Sus expectativas resultaron acertadas y equivocadas al mismo tiempo. La letra escarlata pasó a ocupar de inmediato la categoría de clásico, le granjeó a su autor un bien ganado prestigio y sigue estando hoy entre las obras maestras de la literatura americana. Sin embargo, solo se vendieron en vida de Hawthorne unos 7.800 ejemplares, lo que le reportó al escritor unos 1.500 dólares, suma nada desdeñable para la época, pero muy lejos de lo que podría calificarse como riqueza, menos aún un strike de bolos.
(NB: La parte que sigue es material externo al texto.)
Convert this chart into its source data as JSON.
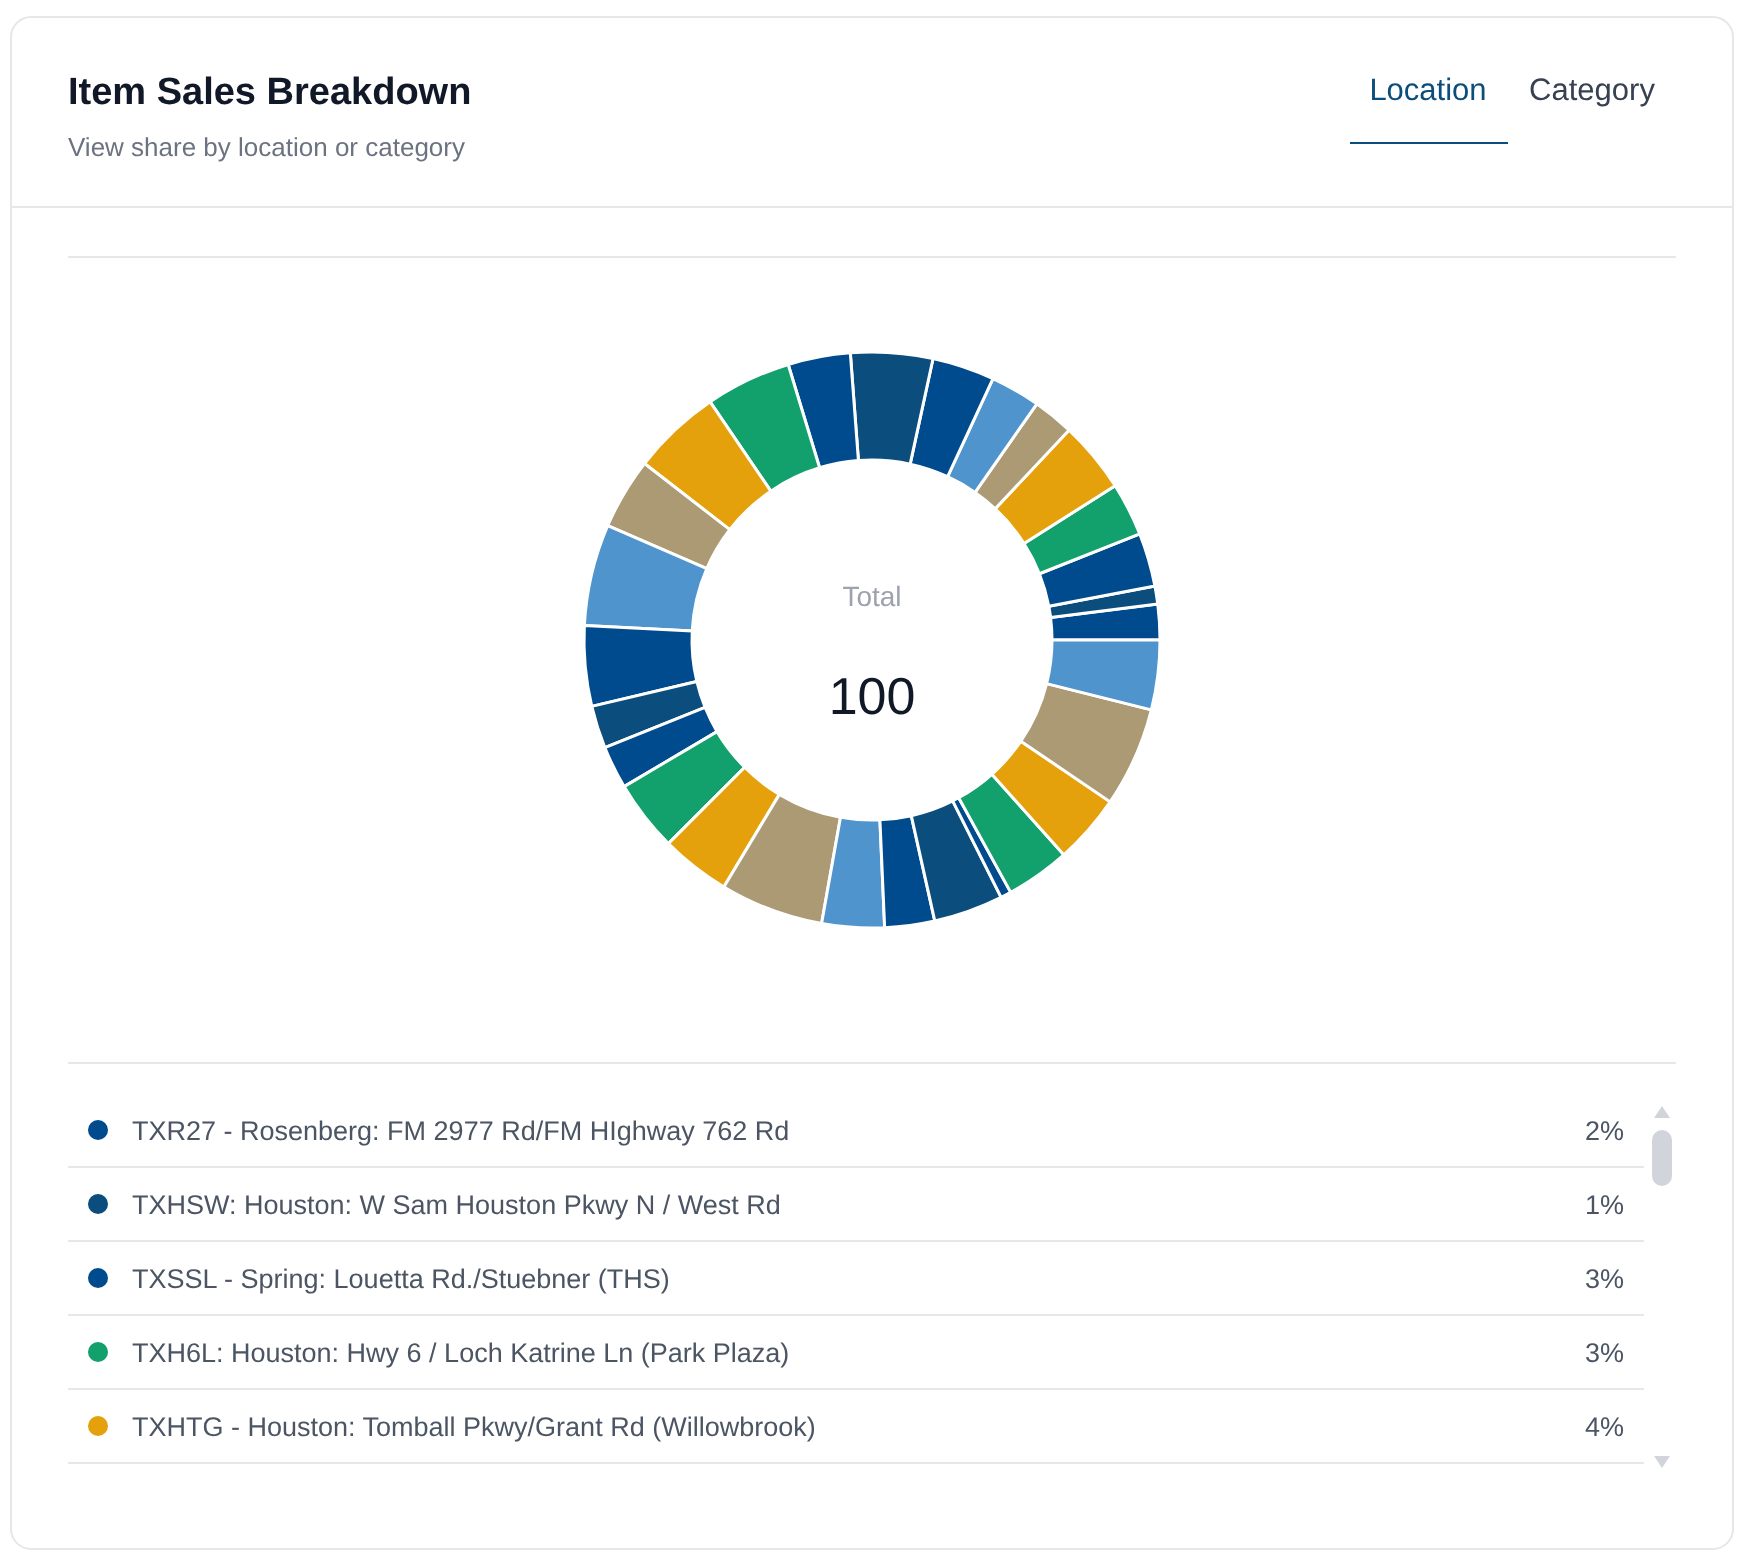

Tomo prestada la anécdota, y lo sustancial de las reflexiones que le siguen, del magnífico prólogo a una edición moderna de la obra cumbre de Hawthorne firmado por la influyente crítica literaria Nina Baym, quien fuera profesora emérita de literatura en la Universidad de Illinois.
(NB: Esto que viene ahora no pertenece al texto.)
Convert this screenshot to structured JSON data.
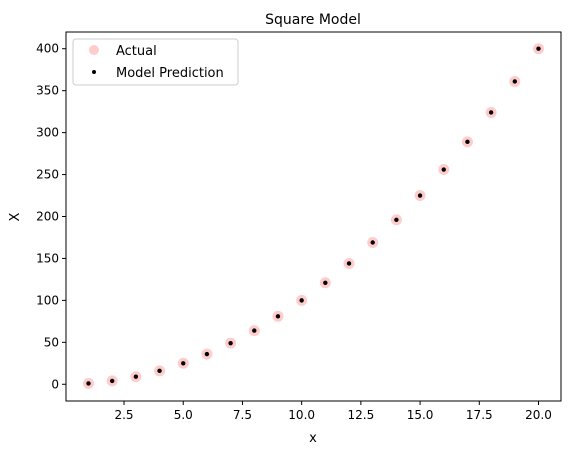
{
  "chart_data": {
    "type": "scatter",
    "title": "Square Model",
    "xlabel": "x",
    "ylabel": "X",
    "xlim": [
      0.05,
      20.95
    ],
    "ylim": [
      -19.95,
      419.95
    ],
    "xticks": [
      2.5,
      5.0,
      7.5,
      10.0,
      12.5,
      15.0,
      17.5,
      20.0
    ],
    "xtick_labels": [
      "2.5",
      "5.0",
      "7.5",
      "10.0",
      "12.5",
      "15.0",
      "17.5",
      "20.0"
    ],
    "yticks": [
      0,
      50,
      100,
      150,
      200,
      250,
      300,
      350,
      400
    ],
    "ytick_labels": [
      "0",
      "50",
      "100",
      "150",
      "200",
      "250",
      "300",
      "350",
      "400"
    ],
    "grid": false,
    "legend_position": "top-left",
    "x": [
      1,
      2,
      3,
      4,
      5,
      6,
      7,
      8,
      9,
      10,
      11,
      12,
      13,
      14,
      15,
      16,
      17,
      18,
      19,
      20
    ],
    "series": [
      {
        "name": "Actual",
        "color": "#ff0000",
        "alpha": 0.2,
        "marker": "circle-large",
        "values": [
          1,
          4,
          9,
          16,
          25,
          36,
          49,
          64,
          81,
          100,
          121,
          144,
          169,
          196,
          225,
          256,
          289,
          324,
          361,
          400
        ]
      },
      {
        "name": "Model Prediction",
        "color": "#000000",
        "marker": "circle-small",
        "values": [
          1,
          4,
          9,
          16,
          25,
          36,
          49,
          64,
          81,
          100,
          121,
          144,
          169,
          196,
          225,
          256,
          289,
          324,
          361,
          400
        ]
      }
    ]
  }
}
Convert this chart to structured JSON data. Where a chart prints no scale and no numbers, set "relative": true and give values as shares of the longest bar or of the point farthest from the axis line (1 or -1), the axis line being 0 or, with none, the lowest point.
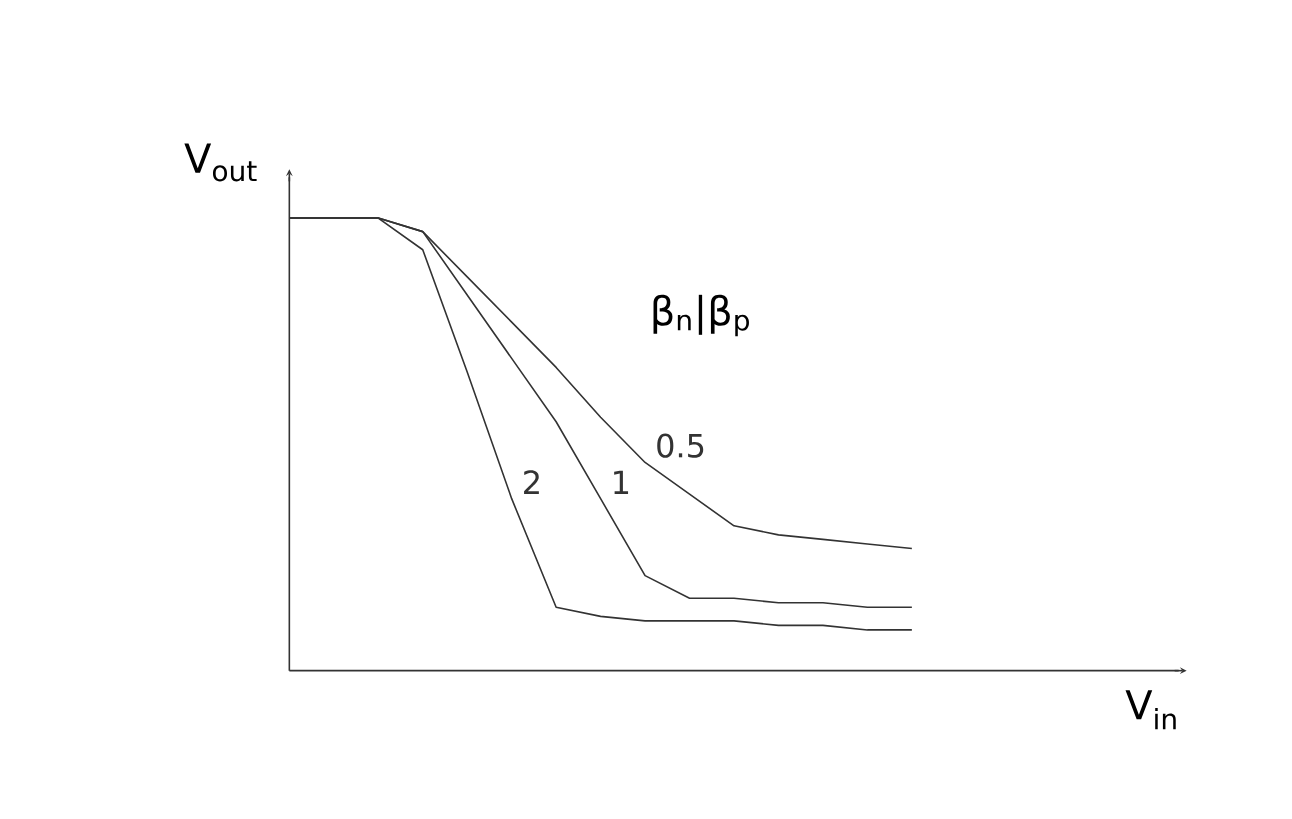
{
  "chart_data": {
    "type": "line",
    "relative": true,
    "xlabel": "V$_{in}$",
    "ylabel": "V$_{out}$",
    "annotations": [
      "β$_{n}$|β$_{p}$"
    ],
    "categories": [
      null,
      null,
      null,
      null,
      null,
      null,
      null,
      null,
      null,
      null,
      null,
      null,
      null,
      null,
      null
    ],
    "series": [
      {
        "name": "0.5",
        "color": "#333333",
        "values": [
          1,
          1,
          1,
          0.97,
          0.87,
          0.77,
          0.67,
          0.56,
          0.46,
          0.39,
          0.32,
          0.3,
          0.29,
          0.28,
          0.27
        ]
      },
      {
        "name": "1",
        "color": "#333333",
        "values": [
          1,
          1,
          1,
          0.97,
          0.83,
          0.69,
          0.55,
          0.38,
          0.21,
          0.16,
          0.16,
          0.15,
          0.15,
          0.14,
          0.14
        ]
      },
      {
        "name": "2",
        "color": "#333333",
        "values": [
          1,
          1,
          1,
          0.93,
          0.66,
          0.38,
          0.14,
          0.12,
          0.11,
          0.11,
          0.11,
          0.1,
          0.1,
          0.09,
          0.09
        ]
      }
    ]
  }
}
Después de una vida errante, que incluyó una pasantía de cuatro años como cónsul de Estados Unidos en Liverpool –que fue un último esfuerzo por garantizar la estabilidad económica de la familia–, Hawthorne volvió a Nueva Inglaterra en 1859, para encontrarse con una nación al borde de la Guerra Civil. El paréntesis diplomático y la situación prebélica conspiraron contra su labor creativa y sus temas literarios ya no gozaban de tanto favor en un ambiente marcado por el conflicto. También la salud comenzó a hacer mella en sus facultades. Murió en 1864 sin haber conseguido la tan anhelada estabilidad y, como afirmaba Baym, a pesar de haberse ganado un lugar en la posteridad, con toda probabilidad no se habría considerado a sí mismo un hombre de éxito. No logró hacer realidad su sueño de ser el célebre autor de una seguidilla de best-sellers, el sir Walter Scott o el Charles Dickens de América.
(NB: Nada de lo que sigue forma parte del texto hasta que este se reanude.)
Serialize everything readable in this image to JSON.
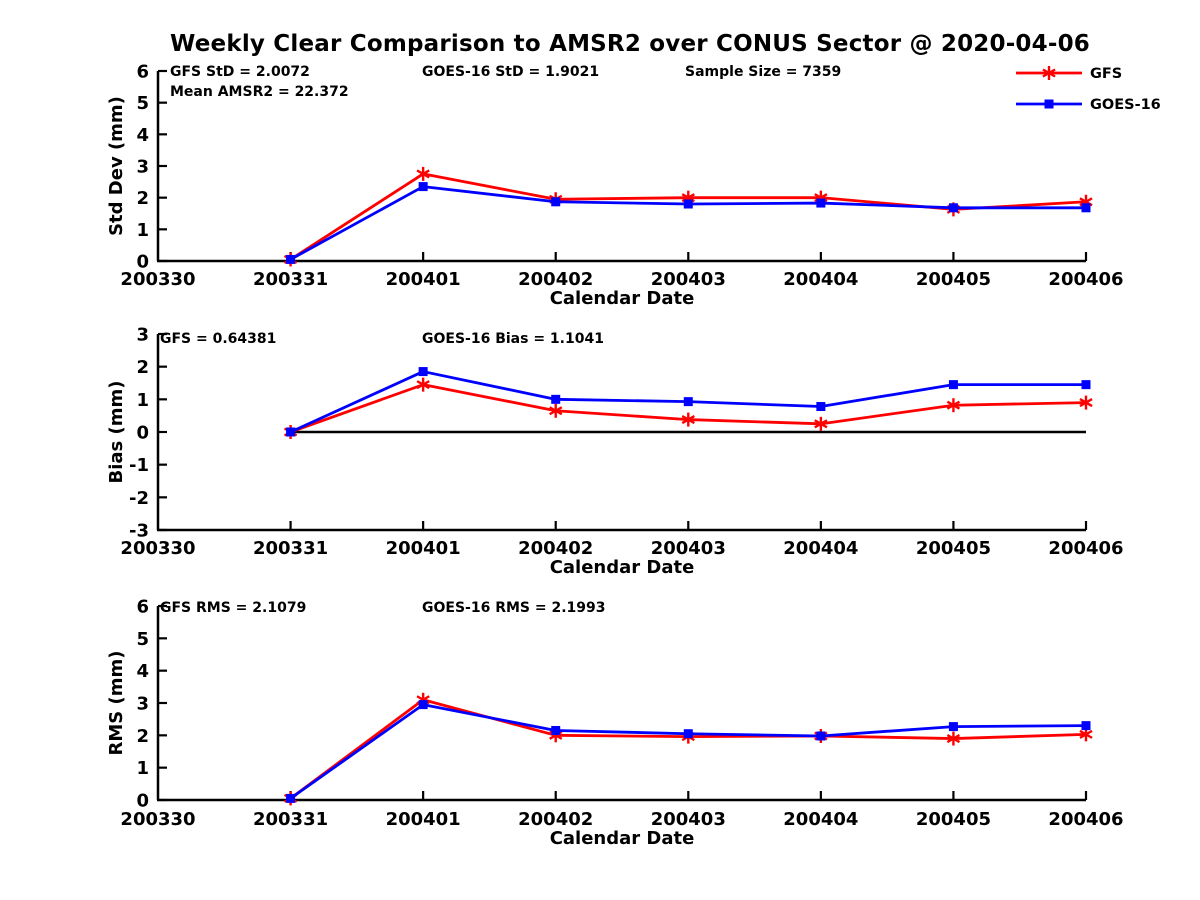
{
  "title": "Weekly Clear Comparison to AMSR2 over CONUS Sector @ 2020-04-06",
  "colors": {
    "gfs": "#ff0000",
    "goes16": "#0000ff",
    "axis": "#000000",
    "zero_line": "#000000"
  },
  "legend": {
    "position": "top-right",
    "entries": [
      {
        "label": "GFS",
        "color": "#ff0000",
        "marker": "asterisk"
      },
      {
        "label": "GOES-16",
        "color": "#0000ff",
        "marker": "square"
      }
    ]
  },
  "chart_data": [
    {
      "type": "line",
      "name": "std-dev",
      "ylabel": "Std Dev (mm)",
      "xlabel": "Calendar Date",
      "x_ticks": [
        "200330",
        "200331",
        "200401",
        "200402",
        "200403",
        "200404",
        "200405",
        "200406"
      ],
      "y_ticks": [
        0,
        1,
        2,
        3,
        4,
        5,
        6
      ],
      "ylim": [
        0,
        6
      ],
      "grid": false,
      "x": [
        "200331",
        "200401",
        "200402",
        "200403",
        "200404",
        "200405",
        "200406"
      ],
      "series": [
        {
          "name": "GFS",
          "color": "#ff0000",
          "marker": "asterisk",
          "values": [
            0.05,
            2.75,
            1.95,
            2.0,
            2.0,
            1.63,
            1.87
          ]
        },
        {
          "name": "GOES-16",
          "color": "#0000ff",
          "marker": "square",
          "values": [
            0.05,
            2.35,
            1.87,
            1.8,
            1.83,
            1.68,
            1.68
          ]
        }
      ],
      "annotations": [
        {
          "text": "GFS StD = 2.0072"
        },
        {
          "text": "Mean AMSR2 = 22.372"
        },
        {
          "text": "GOES-16 StD = 1.9021"
        },
        {
          "text": "Sample Size = 7359"
        }
      ],
      "zero_line": false
    },
    {
      "type": "line",
      "name": "bias",
      "ylabel": "Bias (mm)",
      "xlabel": "Calendar Date",
      "x_ticks": [
        "200330",
        "200331",
        "200401",
        "200402",
        "200403",
        "200404",
        "200405",
        "200406"
      ],
      "y_ticks": [
        -3,
        -2,
        -1,
        0,
        1,
        2,
        3
      ],
      "ylim": [
        -3,
        3
      ],
      "grid": false,
      "x": [
        "200331",
        "200401",
        "200402",
        "200403",
        "200404",
        "200405",
        "200406"
      ],
      "series": [
        {
          "name": "GFS",
          "color": "#ff0000",
          "marker": "asterisk",
          "values": [
            0.0,
            1.45,
            0.65,
            0.38,
            0.25,
            0.82,
            0.9
          ]
        },
        {
          "name": "GOES-16",
          "color": "#0000ff",
          "marker": "square",
          "values": [
            0.0,
            1.85,
            1.0,
            0.93,
            0.78,
            1.45,
            1.45
          ]
        }
      ],
      "annotations": [
        {
          "text": "GFS = 0.64381"
        },
        {
          "text": "GOES-16 Bias  = 1.1041"
        }
      ],
      "zero_line": true
    },
    {
      "type": "line",
      "name": "rms",
      "ylabel": "RMS (mm)",
      "xlabel": "Calendar Date",
      "x_ticks": [
        "200330",
        "200331",
        "200401",
        "200402",
        "200403",
        "200404",
        "200405",
        "200406"
      ],
      "y_ticks": [
        0,
        1,
        2,
        3,
        4,
        5,
        6
      ],
      "ylim": [
        0,
        6
      ],
      "grid": false,
      "x": [
        "200331",
        "200401",
        "200402",
        "200403",
        "200404",
        "200405",
        "200406"
      ],
      "series": [
        {
          "name": "GFS",
          "color": "#ff0000",
          "marker": "asterisk",
          "values": [
            0.05,
            3.1,
            2.0,
            1.96,
            1.98,
            1.9,
            2.03
          ]
        },
        {
          "name": "GOES-16",
          "color": "#0000ff",
          "marker": "square",
          "values": [
            0.05,
            2.95,
            2.15,
            2.05,
            1.98,
            2.27,
            2.3
          ]
        }
      ],
      "annotations": [
        {
          "text": "GFS RMS = 2.1079"
        },
        {
          "text": "GOES-16 RMS = 2.1993"
        }
      ],
      "zero_line": false
    }
  ]
}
Hoy casi todos los escritores de ficción que se lanzan al ruedo, en este mundo nuestro tan dado a la gratificación inmediata y efímera, esperan lograr en el acto un libro que sea al mismo tiempo un superventas y una gran obra literaria. No se dan cuenta de que, como lo atestiguan Borges, García Márquez, Levi, Hawthorne y tantos otros, el precio del éxito artístico es tal vez el fracaso comercial, y un gran éxito económico no suele ser garantía de buena literatura, a veces más bien lo contrario. La lección que nos enseñan estos grandes maestros es que el éxito (entendido como reconocimiento generalizado y fortuna), que a ellos también se les hizo esquivo, no debe ser nunca el fin de una vocación, y que a veces el precio que hay que pagar por seguir dicha vocación es tener que fracasar muchas veces, ganándose la vida en lo que mejor se pueda sin abandonar la tarea creativa y el proyecto personal.

El tiempo, que es siempre buen y justo pagador, sabrá recompensar a quienes estén dispuestos a no renunciar a sus sueños.